Fox, similar to Coleman, believes that candid street photography is the purest form of documenting life.

A flower-toting cat sits on its owner’s back in the shade of the University of Washington’s cherry blossom trees in Seattle, Wash., on March 30, 2019 // photo by Finn Wendt

With thousands of eyes on his work, Fox takes on a unique philosophy when it comes to taking photos that sets him apart from many fellow photographers who have added content creation to their skillset.

In an online world where algorithms translate viral content into success, he resists the urge to hunt for the perfect shot that could generate views and instead focuses on the experience of taking photos and creating a more full body of work.

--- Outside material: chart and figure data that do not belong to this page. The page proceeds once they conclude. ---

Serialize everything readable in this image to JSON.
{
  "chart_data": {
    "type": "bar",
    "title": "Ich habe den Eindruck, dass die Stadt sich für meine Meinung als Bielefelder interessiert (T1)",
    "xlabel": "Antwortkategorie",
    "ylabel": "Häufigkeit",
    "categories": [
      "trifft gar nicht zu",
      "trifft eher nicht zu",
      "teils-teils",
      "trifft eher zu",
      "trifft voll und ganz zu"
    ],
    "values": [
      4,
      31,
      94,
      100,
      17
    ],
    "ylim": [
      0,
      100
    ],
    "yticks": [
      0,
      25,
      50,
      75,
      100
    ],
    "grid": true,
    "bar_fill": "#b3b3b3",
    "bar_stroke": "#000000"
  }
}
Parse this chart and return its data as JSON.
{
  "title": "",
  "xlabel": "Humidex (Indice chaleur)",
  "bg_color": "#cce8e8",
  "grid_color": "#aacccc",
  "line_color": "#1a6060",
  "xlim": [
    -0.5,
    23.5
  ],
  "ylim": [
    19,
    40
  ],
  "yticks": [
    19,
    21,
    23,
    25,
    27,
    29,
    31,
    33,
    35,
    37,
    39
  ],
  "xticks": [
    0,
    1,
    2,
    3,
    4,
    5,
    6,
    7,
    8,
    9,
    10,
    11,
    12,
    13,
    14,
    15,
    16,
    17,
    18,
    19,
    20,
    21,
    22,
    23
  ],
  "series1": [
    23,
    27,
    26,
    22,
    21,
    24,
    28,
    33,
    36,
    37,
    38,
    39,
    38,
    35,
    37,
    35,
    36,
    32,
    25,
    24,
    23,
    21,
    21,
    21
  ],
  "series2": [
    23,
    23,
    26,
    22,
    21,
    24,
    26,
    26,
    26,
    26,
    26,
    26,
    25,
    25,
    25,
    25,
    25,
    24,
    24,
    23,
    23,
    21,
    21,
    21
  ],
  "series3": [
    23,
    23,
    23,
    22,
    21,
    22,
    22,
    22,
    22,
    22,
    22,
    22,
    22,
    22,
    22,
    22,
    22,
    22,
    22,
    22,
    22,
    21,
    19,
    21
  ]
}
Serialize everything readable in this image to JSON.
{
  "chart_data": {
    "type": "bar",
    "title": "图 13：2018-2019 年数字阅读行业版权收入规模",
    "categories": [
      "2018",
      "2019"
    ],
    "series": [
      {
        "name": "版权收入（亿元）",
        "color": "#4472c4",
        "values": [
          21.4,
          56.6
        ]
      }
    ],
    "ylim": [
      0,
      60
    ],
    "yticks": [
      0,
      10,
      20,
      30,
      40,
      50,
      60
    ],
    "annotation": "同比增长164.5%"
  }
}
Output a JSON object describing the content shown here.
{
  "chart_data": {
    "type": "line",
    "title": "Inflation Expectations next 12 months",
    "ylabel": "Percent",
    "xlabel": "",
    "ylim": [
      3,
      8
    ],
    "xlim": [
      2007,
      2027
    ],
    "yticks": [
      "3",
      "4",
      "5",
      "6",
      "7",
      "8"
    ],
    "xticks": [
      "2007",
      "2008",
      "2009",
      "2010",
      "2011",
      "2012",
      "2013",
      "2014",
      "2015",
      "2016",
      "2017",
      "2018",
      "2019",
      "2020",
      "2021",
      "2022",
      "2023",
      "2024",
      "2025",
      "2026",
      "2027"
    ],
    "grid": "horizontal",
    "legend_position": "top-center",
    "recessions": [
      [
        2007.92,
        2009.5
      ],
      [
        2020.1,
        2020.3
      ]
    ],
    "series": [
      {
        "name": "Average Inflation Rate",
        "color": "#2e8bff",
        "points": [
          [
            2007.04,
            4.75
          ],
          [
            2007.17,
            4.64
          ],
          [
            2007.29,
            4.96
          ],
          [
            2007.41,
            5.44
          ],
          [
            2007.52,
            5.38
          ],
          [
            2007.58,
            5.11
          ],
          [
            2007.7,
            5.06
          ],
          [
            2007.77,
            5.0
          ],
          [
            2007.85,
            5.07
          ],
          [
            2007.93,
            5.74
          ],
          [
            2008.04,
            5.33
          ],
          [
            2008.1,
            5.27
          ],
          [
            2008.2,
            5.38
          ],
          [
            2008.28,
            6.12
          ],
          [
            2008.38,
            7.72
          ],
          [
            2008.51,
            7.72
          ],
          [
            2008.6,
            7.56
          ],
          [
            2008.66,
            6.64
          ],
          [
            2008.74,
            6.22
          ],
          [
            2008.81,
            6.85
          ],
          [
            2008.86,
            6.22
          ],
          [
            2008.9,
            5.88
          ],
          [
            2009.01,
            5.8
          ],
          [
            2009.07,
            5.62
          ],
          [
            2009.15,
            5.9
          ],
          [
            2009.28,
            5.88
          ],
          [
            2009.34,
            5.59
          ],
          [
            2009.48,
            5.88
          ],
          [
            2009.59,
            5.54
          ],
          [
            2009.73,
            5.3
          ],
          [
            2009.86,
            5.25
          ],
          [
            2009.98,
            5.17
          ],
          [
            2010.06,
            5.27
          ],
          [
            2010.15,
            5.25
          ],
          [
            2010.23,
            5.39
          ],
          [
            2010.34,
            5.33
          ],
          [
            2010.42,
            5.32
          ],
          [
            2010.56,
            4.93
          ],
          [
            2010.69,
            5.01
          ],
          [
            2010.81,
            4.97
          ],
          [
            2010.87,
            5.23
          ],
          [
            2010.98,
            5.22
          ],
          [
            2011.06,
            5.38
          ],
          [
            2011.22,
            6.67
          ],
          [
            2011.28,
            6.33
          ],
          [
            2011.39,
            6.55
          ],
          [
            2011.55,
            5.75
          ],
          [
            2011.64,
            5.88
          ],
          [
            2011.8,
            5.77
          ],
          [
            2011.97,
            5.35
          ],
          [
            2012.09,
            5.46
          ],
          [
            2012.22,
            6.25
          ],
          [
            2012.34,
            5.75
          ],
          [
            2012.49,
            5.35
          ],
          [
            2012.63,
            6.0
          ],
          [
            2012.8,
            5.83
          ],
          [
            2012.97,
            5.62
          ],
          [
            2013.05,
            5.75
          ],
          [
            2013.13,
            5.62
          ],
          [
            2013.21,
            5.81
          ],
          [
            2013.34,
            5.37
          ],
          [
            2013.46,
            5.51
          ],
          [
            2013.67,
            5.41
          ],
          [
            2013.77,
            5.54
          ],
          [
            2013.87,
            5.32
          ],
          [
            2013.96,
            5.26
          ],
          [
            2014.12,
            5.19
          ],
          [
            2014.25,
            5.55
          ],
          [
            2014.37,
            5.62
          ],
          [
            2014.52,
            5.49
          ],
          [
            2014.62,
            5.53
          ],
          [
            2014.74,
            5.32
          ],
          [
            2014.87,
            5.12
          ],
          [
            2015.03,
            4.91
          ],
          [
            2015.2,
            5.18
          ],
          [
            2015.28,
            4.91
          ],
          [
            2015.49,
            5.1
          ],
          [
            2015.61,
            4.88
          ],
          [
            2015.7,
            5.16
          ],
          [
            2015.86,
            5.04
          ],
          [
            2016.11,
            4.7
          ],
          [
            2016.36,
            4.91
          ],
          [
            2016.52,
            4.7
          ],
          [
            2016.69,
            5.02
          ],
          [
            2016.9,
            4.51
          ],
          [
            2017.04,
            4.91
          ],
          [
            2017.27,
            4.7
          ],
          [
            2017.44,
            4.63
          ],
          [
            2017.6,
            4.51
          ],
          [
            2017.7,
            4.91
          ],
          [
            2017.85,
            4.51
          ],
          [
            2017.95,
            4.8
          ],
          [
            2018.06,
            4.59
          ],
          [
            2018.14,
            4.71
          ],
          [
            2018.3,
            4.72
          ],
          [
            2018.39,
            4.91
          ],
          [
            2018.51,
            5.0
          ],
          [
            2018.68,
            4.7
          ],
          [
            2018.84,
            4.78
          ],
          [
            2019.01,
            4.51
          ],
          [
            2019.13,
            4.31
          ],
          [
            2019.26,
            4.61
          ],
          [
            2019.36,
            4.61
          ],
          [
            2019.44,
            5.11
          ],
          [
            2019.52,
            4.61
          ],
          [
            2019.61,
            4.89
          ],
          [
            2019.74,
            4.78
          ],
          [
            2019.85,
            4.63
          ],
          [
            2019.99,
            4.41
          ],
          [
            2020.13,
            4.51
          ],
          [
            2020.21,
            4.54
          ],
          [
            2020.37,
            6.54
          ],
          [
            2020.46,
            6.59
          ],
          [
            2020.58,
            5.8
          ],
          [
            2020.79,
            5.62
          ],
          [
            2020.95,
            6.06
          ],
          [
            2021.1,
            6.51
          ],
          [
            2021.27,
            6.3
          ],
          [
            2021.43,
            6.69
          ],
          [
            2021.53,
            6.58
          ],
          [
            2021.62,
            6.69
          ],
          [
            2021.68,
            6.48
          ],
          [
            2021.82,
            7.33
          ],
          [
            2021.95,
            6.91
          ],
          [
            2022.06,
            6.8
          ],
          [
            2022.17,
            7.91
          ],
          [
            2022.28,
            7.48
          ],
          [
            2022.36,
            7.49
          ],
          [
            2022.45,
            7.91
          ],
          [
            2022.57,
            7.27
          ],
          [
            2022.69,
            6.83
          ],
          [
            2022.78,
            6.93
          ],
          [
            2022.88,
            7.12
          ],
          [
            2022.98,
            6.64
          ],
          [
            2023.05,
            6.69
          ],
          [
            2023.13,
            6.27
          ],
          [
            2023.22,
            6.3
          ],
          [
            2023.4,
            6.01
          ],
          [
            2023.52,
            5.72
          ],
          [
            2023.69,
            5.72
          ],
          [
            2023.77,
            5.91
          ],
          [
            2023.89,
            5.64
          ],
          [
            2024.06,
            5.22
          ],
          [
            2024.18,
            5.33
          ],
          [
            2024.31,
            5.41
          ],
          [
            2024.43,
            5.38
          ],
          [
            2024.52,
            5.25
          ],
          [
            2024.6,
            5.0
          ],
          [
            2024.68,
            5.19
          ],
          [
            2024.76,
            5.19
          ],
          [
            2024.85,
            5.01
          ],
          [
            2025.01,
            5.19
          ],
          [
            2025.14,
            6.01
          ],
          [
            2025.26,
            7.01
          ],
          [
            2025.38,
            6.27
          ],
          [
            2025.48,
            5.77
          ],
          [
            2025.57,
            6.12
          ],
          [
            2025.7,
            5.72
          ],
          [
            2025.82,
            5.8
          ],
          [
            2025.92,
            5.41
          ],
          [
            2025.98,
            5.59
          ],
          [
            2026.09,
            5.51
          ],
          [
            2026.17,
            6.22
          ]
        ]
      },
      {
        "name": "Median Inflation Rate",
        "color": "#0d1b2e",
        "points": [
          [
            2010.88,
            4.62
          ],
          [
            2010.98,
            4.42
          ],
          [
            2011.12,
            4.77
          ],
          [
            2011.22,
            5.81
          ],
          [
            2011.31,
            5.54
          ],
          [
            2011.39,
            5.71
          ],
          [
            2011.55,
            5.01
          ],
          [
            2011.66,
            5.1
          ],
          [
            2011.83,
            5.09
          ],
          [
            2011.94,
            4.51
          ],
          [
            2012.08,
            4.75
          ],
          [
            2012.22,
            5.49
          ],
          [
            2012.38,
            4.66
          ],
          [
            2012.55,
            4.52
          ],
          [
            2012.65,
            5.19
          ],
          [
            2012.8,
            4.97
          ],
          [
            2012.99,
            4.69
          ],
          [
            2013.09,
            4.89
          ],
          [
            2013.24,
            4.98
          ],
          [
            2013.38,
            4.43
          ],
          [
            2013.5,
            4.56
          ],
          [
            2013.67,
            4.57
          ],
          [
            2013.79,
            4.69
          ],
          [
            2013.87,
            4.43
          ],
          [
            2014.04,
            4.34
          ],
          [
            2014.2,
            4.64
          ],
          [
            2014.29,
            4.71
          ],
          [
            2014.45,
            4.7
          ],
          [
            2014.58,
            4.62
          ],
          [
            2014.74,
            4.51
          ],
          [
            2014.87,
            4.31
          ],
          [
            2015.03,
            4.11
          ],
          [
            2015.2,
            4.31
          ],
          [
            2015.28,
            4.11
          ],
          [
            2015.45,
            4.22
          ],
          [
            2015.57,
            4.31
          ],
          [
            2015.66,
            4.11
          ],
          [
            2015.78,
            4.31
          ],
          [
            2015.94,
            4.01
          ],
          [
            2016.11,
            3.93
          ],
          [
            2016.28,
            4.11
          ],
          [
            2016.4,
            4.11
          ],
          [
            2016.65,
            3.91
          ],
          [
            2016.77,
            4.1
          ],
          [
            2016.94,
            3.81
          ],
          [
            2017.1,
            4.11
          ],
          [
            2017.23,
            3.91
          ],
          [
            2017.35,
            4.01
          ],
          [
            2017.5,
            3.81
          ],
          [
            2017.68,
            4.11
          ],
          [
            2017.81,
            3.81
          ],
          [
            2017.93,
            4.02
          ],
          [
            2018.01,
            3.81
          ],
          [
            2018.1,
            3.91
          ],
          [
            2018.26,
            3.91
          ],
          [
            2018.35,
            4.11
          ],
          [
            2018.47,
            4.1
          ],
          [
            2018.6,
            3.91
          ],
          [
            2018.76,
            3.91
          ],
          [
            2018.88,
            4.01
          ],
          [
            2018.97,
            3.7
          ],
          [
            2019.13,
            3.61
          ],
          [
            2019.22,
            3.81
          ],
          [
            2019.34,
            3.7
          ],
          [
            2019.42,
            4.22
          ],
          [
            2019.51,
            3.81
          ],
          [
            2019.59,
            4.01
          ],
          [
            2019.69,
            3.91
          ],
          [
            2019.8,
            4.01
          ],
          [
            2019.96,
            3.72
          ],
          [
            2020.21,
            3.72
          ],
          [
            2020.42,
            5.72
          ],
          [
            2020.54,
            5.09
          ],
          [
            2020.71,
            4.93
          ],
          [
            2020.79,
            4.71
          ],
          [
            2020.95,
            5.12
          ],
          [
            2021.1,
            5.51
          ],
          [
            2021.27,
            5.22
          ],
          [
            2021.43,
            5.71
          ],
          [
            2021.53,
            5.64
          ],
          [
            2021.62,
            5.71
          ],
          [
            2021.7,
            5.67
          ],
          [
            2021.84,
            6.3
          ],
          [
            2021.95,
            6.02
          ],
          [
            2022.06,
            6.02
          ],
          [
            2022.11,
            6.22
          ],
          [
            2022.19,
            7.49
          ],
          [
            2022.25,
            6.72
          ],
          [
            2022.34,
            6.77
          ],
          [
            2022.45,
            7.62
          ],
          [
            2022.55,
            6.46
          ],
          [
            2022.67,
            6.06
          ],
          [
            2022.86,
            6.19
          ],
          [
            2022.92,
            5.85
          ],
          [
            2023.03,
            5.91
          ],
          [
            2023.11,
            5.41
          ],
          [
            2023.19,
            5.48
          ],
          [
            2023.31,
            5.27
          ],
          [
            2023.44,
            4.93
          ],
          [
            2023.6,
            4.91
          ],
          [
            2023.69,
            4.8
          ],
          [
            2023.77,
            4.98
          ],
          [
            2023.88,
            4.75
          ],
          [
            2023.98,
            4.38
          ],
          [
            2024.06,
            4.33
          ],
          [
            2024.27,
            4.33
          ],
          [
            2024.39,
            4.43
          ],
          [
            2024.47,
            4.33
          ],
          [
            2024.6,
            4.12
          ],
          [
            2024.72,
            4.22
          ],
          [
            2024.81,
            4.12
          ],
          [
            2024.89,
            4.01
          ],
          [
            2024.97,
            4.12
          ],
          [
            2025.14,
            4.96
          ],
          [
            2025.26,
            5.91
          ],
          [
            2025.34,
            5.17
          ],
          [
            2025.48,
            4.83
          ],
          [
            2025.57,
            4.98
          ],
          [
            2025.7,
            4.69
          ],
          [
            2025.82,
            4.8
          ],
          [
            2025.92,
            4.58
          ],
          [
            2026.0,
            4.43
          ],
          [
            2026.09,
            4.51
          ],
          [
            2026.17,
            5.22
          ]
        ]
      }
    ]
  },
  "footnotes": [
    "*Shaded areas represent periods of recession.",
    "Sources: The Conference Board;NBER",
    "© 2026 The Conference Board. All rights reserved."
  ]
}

His method is purist in form.

“If you take five amazing ‘banger’ photos and put them next to each other, they will all look similar and lose a lot of the appeal they had on their own. So, by having an album around it with other types of photos which might not be as strong, it creates a deeper body of work,” he said. “An album from each shoot just makes for more pleasant viewing than one ‘banger’ photo.”

He combines his process and adventures into memories that he can hold onto and share across the world.

“Candid photos for me are more rewarding because on top of actually seeing a shot, making sure the light, composition and settings are good, you also need to get the exact moment knowing that it is very unlikely to happen again,” he said. “So, it’s an extra challenge. As you do this more and more, the challenges become more difficult which is part of the fun.”